Y otro día escribí: «Thank you».

Me agasajaron con elogios a mi humildad, a mi cercanía, a mi talento como escritor que sabía aún mantener una vida sencilla. Descubrí a personas que decían conocerme, que habían coincidido conmigo en tal o cual presentación, o me señalaban a otras personas que supuestamente eran el nexo que nos enlazaba.

Pensé en borrar la página, pero temí que los lectores lo creyesen una traición. ¿Cómo iba Richard Ford a desaparecer así por las buenas sin explicarse? Así que al final opté por tratar de olvidarme de ella.

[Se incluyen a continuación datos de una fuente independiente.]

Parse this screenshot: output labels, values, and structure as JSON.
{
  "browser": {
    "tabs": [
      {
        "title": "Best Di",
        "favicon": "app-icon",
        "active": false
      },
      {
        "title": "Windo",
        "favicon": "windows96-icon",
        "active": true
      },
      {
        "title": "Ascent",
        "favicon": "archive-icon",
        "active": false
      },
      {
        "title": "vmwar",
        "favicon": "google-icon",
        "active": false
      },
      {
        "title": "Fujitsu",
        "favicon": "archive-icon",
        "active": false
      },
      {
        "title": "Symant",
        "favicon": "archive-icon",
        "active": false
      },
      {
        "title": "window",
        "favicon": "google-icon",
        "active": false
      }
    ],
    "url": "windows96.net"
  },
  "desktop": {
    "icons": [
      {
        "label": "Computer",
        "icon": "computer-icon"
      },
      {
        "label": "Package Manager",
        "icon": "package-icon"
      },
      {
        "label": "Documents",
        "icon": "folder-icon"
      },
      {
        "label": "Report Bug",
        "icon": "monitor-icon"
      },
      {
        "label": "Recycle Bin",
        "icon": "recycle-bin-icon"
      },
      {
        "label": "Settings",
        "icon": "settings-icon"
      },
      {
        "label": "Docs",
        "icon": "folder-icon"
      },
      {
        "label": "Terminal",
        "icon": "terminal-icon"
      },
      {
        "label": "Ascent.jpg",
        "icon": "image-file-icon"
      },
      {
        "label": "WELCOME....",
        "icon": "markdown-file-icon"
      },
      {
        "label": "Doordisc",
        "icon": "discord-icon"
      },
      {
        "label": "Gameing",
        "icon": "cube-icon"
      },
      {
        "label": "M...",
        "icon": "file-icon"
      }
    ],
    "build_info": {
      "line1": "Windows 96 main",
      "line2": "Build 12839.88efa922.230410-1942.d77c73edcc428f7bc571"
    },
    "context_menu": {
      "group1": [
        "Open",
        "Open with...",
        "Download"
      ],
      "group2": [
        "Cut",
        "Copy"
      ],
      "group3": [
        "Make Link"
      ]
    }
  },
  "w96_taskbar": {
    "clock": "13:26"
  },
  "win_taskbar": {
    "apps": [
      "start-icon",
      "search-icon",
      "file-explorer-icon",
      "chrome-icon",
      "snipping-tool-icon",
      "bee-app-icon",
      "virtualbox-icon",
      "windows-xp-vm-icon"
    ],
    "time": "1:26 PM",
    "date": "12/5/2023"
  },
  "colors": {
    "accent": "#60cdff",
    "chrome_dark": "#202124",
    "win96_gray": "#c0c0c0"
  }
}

Pasados unos meses Facebook me hizo llegar un amable mensaje que no incluía ninguna advertencia sobre mi posible entrada en prisión. En él me comunicaba que la persona que realmente tenía la identidad a la que refería la página había reclamado hacerse cargo de ella. Y dejé de tener el control. Al menos, pensé, Ford ya sería Ford y se dedicaría a borrar todas aquellas fotografías para colocar las realmente buenas y eliminaría aquellos comentarios del imbécil que había tratado de sustituirle. Sé que la página actual de Richard Ford, verificada, es la misma que yo creé. La prueba es que quien hoy es mi segunda mujer le dio «me gusta» cuando era yo quien la gestionaba, y ahí permanece. Su «me gusta» sigue en la página actual.

Así que, sí, fui Richard Ford un tiempo; un tiempo en el que yo también transitaba (aún lo hago) por mi propio Periodo de Existencia.

Lo triste es que siendo él sólo fui capaz de escribir dos cosas: «Hola» y «Gracias».

Tampoco crean que he escrito nada mucho mejor desde entonces.